Diabetes Care 30: 1507- 1512. Rao S., Saltzman C., Yack HJ (2007) Segmental foot mobility in individuals with and
without diabetes and neuropathy. Clin. Biomek. 22: 464-471. Salsich GB, Mueller MJ, Sahrmann SA (2000) Passive ankle
stiffness in subjects with diabetes and peripheral neuropathy versus an age-matched comparison group. Phys Ada 80: 352-362.
van Schie CH (2008) Neuropathy: mobility and quality of life. Diabetes Metab. Res.
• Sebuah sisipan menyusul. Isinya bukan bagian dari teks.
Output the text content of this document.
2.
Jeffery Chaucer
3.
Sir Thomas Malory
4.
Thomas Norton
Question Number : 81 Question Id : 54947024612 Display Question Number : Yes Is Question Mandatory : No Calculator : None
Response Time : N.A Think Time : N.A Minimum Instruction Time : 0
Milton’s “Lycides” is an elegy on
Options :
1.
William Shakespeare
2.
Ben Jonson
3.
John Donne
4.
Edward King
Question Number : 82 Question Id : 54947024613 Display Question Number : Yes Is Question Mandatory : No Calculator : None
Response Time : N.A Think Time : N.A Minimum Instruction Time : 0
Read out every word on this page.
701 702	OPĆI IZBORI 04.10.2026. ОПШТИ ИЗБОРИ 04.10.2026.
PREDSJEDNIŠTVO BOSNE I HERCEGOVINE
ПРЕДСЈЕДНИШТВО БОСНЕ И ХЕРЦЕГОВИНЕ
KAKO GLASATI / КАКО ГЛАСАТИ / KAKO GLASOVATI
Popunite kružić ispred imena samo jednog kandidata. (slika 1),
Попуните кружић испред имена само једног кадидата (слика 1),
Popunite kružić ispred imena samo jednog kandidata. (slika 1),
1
Rev. 24: S45-S51. van Schie CH, Vermigli C., Carrington AL, Boulton AJ (2004) Muscle weakness and foot deformities in
diabetes: relationship to neuropathy and foot ulceration in Caucasian diabetic men. Diabetes Care 27: 1668-1673. Visser M.,
Pahor M., Taafee DR, Goodpaster BH, Simonsick EM, Newman AB, Nevitt M., Harris TB (2002) Relationship of interleukin- 6
and tumor necrosis fac- tor-alpha with muscle mass and muscle strength in elderly men and women: the Health ABC Study. J.
Gerentol. A Biol. Sci. Med. Sci. 57: M326-M332. Warburton DE, Nicol CW, Bredin SS (2006) Health benefits of physical
activity: the
evidence. Bisa. Med. Assoc. J. 174: 801-809. Zimny S., Schatz H., Pfohl M. (2004) The role of limited joint mobility in
diabetic
patients with an at-risk foot. Diabetes Care 27: 942-946.